Les elfes de maison les nettoyaient le matin, mais il y avait suffisamment d'arbres gigantesques et d'étendues de jardins pour que Harry puisse presque toujours en trouver pour se promener l'après-midi.
Nagini l'accompagnait parfois, bien qu'elle ne cessât de se plaindre en fourchelangue du froid qu'il faisait et de son envie d'hiberner. Un jour qu'ils se trouvaient près d'un immense étang cristallin au fond de la propriété des Malfoy, Harry lui demanda : « § Pourquoi n'hibernes-tu pas si c'est ce que tu veux faire ? § »

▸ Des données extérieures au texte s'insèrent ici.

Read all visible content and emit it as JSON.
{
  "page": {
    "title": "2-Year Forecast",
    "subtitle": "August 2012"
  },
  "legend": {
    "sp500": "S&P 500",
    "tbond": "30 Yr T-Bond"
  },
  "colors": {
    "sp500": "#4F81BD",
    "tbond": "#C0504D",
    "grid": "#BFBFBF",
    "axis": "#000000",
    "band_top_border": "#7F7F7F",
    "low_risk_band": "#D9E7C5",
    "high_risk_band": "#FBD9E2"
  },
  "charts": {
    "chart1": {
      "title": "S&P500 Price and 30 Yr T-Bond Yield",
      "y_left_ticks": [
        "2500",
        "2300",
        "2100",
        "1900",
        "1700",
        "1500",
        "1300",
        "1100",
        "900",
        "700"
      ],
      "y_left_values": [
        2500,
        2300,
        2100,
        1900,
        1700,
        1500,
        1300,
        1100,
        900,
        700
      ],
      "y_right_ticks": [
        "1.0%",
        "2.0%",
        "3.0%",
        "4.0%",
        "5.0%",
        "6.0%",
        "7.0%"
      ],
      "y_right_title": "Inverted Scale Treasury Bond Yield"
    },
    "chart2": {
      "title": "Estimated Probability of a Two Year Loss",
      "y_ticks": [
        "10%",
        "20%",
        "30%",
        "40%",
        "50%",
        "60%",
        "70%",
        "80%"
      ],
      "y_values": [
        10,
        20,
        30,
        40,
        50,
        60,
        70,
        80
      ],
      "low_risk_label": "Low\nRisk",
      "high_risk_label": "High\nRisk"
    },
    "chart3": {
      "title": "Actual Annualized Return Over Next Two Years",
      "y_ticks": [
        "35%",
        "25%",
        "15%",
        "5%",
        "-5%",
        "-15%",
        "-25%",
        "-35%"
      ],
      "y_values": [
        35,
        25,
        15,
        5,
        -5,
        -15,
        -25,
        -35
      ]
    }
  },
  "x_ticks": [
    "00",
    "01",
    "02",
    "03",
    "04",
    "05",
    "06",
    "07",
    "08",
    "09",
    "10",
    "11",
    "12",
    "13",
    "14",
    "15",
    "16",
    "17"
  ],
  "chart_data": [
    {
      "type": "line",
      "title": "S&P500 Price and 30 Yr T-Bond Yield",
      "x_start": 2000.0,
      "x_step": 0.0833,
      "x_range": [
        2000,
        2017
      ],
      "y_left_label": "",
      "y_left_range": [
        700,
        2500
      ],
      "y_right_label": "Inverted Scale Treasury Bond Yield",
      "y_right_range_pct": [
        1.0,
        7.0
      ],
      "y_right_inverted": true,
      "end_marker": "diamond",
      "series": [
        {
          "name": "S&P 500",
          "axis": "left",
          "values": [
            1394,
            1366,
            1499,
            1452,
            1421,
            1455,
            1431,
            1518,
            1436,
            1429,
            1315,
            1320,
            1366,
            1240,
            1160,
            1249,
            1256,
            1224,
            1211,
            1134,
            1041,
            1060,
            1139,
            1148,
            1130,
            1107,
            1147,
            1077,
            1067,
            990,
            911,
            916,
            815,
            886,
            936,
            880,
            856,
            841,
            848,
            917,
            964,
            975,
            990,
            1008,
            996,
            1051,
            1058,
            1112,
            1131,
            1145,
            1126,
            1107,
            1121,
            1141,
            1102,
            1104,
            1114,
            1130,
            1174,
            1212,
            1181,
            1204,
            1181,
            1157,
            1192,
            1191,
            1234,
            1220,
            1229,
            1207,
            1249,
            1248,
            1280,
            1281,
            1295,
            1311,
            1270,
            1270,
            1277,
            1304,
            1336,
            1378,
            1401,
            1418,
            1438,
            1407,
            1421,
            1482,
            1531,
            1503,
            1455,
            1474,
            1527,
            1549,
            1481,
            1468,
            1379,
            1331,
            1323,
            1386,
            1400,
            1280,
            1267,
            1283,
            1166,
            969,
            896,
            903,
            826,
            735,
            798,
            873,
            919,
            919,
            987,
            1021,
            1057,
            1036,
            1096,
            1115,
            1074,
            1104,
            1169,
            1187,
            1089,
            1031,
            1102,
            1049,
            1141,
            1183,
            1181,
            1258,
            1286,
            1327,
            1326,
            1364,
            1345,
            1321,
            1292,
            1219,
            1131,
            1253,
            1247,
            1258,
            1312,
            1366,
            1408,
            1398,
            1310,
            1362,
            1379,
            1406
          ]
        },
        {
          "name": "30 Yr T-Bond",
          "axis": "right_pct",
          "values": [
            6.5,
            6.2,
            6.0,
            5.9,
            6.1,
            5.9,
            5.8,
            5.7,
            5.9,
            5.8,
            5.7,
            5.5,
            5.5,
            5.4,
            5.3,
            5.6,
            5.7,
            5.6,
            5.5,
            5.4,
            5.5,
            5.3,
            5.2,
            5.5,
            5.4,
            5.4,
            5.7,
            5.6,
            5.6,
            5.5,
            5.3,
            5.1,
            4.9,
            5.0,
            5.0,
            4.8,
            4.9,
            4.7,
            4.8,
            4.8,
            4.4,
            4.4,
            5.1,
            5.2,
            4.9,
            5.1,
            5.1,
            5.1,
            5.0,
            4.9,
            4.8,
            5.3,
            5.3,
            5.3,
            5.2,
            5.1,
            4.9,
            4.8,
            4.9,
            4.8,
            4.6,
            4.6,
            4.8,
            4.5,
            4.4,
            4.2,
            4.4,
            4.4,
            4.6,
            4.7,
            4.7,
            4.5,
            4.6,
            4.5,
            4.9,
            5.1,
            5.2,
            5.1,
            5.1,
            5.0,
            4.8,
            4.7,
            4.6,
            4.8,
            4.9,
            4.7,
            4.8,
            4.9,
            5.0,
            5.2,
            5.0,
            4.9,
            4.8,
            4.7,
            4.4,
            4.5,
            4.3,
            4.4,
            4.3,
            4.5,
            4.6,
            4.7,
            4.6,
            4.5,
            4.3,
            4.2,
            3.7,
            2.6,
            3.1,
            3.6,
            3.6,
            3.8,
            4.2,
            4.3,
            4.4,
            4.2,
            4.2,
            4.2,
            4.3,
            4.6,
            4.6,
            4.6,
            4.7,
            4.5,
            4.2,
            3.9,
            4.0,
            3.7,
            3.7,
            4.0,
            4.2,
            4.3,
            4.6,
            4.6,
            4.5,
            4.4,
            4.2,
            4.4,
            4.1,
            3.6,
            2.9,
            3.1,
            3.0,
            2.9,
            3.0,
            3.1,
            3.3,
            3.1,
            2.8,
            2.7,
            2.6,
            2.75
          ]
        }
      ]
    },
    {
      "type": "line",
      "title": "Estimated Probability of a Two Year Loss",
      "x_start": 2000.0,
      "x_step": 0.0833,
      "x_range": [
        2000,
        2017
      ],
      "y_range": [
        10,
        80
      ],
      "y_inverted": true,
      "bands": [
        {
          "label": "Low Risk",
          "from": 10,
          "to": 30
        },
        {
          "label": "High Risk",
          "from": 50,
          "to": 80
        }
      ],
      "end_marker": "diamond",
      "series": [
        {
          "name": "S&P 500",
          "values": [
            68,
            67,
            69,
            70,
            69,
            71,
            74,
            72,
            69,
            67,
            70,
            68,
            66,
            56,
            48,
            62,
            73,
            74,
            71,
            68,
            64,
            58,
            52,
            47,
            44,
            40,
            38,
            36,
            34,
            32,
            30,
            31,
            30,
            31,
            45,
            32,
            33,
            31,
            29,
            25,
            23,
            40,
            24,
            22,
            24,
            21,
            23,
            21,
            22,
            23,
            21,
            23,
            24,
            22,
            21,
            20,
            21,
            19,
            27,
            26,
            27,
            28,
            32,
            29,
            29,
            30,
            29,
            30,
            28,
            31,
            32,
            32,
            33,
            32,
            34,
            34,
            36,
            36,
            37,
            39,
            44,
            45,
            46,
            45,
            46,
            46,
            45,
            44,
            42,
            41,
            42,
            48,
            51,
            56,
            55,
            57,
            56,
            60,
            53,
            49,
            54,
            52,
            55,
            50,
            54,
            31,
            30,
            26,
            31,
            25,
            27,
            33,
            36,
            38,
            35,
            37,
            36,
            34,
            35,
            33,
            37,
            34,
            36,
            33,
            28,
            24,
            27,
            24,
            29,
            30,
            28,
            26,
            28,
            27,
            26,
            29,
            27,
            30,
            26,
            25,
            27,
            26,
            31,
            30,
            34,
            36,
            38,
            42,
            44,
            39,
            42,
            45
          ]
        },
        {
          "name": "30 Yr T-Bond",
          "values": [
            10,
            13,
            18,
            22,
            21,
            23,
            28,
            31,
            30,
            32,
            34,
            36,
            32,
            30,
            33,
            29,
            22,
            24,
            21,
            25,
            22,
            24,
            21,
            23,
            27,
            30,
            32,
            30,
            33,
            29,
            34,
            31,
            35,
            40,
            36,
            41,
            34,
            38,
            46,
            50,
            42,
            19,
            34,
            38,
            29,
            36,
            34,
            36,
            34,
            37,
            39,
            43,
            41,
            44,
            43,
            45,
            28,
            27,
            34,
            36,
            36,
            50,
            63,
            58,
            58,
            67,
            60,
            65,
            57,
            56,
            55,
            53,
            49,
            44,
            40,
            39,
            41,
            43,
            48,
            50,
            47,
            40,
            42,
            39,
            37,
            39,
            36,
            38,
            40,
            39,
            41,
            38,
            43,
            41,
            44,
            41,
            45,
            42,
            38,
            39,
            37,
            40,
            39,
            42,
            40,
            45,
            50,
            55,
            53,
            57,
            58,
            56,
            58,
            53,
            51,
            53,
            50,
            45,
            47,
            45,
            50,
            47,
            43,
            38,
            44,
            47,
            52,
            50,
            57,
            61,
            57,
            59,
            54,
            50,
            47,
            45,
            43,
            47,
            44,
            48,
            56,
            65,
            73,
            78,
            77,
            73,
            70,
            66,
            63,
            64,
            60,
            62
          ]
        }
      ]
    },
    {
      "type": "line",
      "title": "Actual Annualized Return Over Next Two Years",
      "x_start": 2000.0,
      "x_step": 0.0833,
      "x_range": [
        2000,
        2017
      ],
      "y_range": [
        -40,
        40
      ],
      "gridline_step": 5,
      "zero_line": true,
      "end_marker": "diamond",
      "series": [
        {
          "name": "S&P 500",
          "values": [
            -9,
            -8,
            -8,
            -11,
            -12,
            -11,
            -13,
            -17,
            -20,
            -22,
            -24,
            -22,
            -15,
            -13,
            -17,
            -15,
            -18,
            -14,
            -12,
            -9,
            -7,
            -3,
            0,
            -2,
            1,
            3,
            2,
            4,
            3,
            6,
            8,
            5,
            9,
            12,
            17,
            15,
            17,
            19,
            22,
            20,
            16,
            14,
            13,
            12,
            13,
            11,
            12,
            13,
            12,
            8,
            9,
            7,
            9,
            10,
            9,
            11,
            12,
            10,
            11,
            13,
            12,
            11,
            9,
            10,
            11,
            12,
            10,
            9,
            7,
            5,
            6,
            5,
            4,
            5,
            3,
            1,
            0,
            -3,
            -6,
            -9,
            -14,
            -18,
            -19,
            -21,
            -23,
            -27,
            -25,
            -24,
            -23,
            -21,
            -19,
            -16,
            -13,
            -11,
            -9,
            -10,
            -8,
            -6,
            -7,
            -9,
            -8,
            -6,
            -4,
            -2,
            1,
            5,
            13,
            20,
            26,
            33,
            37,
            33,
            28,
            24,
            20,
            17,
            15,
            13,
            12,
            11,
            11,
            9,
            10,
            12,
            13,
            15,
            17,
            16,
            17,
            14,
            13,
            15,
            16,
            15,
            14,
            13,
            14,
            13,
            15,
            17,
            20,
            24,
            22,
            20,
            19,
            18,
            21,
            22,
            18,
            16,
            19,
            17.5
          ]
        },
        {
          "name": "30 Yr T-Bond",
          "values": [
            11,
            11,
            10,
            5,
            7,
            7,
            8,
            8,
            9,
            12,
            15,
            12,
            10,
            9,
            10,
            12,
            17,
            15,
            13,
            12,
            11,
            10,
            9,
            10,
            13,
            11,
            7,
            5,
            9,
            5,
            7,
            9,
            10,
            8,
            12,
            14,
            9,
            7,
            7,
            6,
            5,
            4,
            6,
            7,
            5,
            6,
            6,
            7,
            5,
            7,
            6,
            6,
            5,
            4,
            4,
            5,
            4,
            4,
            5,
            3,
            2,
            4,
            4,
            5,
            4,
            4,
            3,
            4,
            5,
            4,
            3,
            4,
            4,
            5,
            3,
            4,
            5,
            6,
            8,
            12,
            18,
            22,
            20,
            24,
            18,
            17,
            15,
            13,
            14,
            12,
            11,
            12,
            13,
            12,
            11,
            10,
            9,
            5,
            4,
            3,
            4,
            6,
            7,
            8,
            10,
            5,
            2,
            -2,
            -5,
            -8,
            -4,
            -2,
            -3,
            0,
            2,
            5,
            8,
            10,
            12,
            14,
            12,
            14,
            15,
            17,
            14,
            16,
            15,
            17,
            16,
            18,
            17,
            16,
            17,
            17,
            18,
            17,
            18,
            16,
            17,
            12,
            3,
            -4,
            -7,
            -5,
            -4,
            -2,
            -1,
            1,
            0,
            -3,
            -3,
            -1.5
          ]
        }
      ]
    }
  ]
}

Nagini releva la tête. « § Mon maître a besoin de moi. § »
Harry poussa un petit soupir et s'assit sur un banc de marbre (bien sûr) près de l'étang. Nagini se glissa rapidement sur ses genoux, comme elle le faisait toujours pour se réchauffer lorsqu'il restait immobile suffisamment longtemps. Harry lui caressa le ventre et murmura : « § Ça doit être agréable d'avoir un but. § »
« § Toi aussi, tu en as un. § »
« § Je ne sais pas comment m'y prendre § », répondit Harry en pensant au plan que Ron et Hermione voulaient qu'il mette en œuvre. Ou ne pas l'exécuter ? Plus il y réfléchissait, plus il doutait de la conclusion à laquelle il était arrivé. Il avait été trop... bouleversé lorsqu'il avait appris qu'il était un Horcruxe pour penser rationnellement à ce que ses amis voulaient ou savaient.
Mais ils étaient toujours ses amis. Harry le savait avec une foi inébranlable que Voldemort et Dumbledore ensemble ne pourraient pas détruire. Ils voulaient donc qu'il fasse autre chose. Mais quoi ?
« § Tu t'en sors très bien, petit frère. Tu rends le maître heureux. § »
Harry cligna des yeux et revint à lui, puis il se sentit stupide d'avoir été surpris. Bien sûr, Nagini ne penserait pas au même but que Harry. « § Je ne vois pas comment je pourrais le faire. Il me parle juste quelques fois par jour et demande à venir dans mon lit, et je refuse. § »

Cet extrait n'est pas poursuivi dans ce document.